Microglia in mouse brain tissue: Optimization of immunohistochemical staining using brightfield, epifluorescent, and dual epiflu

Students

College

Faculty

Professor Of Neuroscience/anesthesiology and Critical Care Medicine

Project Summary

This summer, I had the opportunity to work in the Eisch Lab at the Children’s Hopsital of Philadelphia under the mentorship of Dr. Amelia Eisch, Dr. Danielle Barber, and Lyles Clark. The Eisch Lab studies neurogenesis in a key brain region, the hippocampal dentate gyrus, which is involved in mood regulation, memory, reward processing, and pattern separation. Specifically, my project was focused on investigating how mild traumatic brain injury (mTBI) impacts microglia in the adolescent mouse dentate gyrus.

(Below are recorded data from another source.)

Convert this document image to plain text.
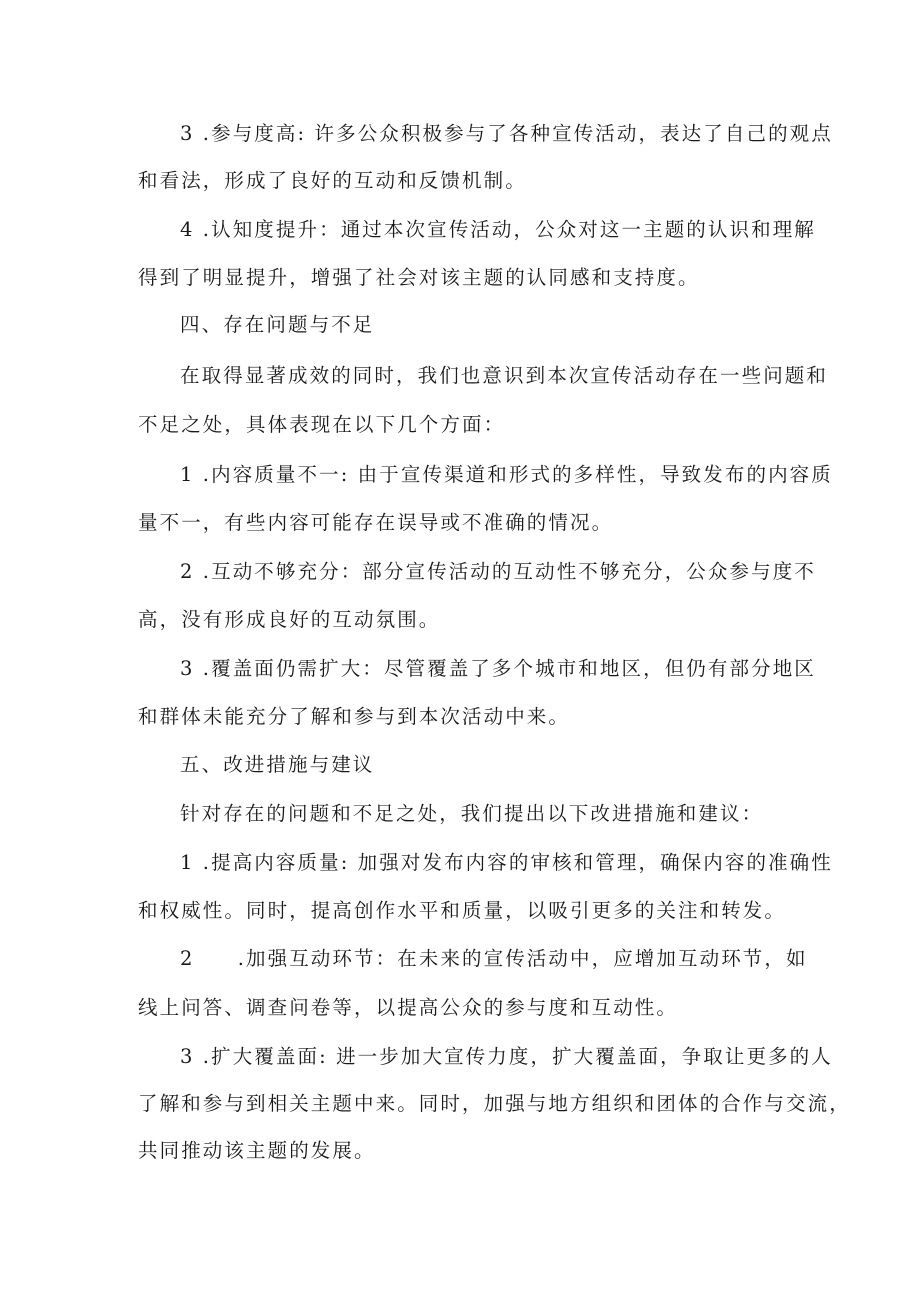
3 .参与度高: 许多公众积极参与了各种宣传活动，表达了自己的观点
和看法，形成了良好的互动和反馈机制。
4 .认知度提升：通过本次宣传活动，公众对这一主题的认识和理解
得到了明显提升，增强了社会对该主题的认同感和支持度。
四、存在问题与不足
在取得显著成效的同时，我们也意识到本次宣传活动存在一些问题和
不足之处，具体表现在以下几个方面：
1 .内容质量不一: 由于宣传渠道和形式的多样性，导致发布的内容质
量不一，有些内容可能存在误导或不准确的情况。
2 .互动不够充分：部分宣传活动的互动性不够充分，公众参与度不
高，没有形成良好的互动氛围。
3 .覆盖面仍需扩大：尽管覆盖了多个城市和地区，但仍有部分地区
和群体未能充分了解和参与到本次活动中来。
五、改进措施与建议
针对存在的问题和不足之处，我们提出以下改进措施和建议：
1 .提高内容质量: 加强对发布内容的审核和管理，确保内容的准确性
和权威性。同时，提高创作水平和质量，以吸引更多的关注和转发。
2　　.加强互动环节：在未来的宣传活动中，应增加互动环节，如
线上问答、调查问卷等，以提高公众的参与度和互动性。
3 .扩大覆盖面: 进一步加大宣传力度，扩大覆盖面，争取让更多的人
了解和参与到相关主题中来。同时，加强与地方组织和团体的合作与交流，
共同推动该主题的发展。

Microglia are the primary cellular component of the innate immune system in the central nervous system. Microglia typically survey the brain, playing a crucial role in its response to injury. They become “activated” to help clear cellular debris and contribute to tissue repair following neuronal death. Previous research has demonstrated increased activation of microglia following moderate and severe TBI. However, the microglial response to mTBI has not been extensively studied yet. Additional studies have reported that following injury, microglia can express the protein doublecortin (DCX), a somewhat surprising finding, since this protein is normally only expressed in immature neurons. Using an established model for mouse mTBI and immunohistochemical staining (IHC) for the microglial marker Iba1, the Eisch Lab is interested in studying the microglial response to mTBI, primarily focusing on changes in microglial number and morphology. However, in order to assess these changes, optimal staining parameters for Iba1 need to be initially determined in non-injured tissue.

My project had two main goals. The first was to determine the optimal primary antibody concentration of rabbit anti-Iba1 and goat anti-DCX to be used in single label IHCs for the proteins Iba1 and DCX. The second was to determine whether DCX is a specific marker for immature neurons or also expressed in microglia in non-injured tissue, using double label IHC for Iba1 and DCX.

Being a part of PURM was such an enlightening experience for me. It was so amazing to take knowledge gained within the classroom and see how it is applied in the real-world research setting. Not only did I have the opportunity to learn fundamental laboratory skills including immunohistochemistry and fluorescent microscopy, but through attending Eisch Lab meetings and Neuroscience department presentations, I was also able to see the dynamics of research labs. Additionally, I gained an understanding of the thought processes behind the research we were doing. One really valuable thing I learned is that sometimes, different parts of the scientific process need to be repeated multiple times before they are perfected and can be used in a project. Another crucial thing I learned is how important teamwork is to science, and I feel so fortunate to have spent my summer in such a collaborative environment. I am planning to continue learning and conducting research at the Eisch Lab throughout the school year, and I am so thankful for the PURM program and the Eisch Lab for providing me with such a valuable introduction to neuroscience research at Penn.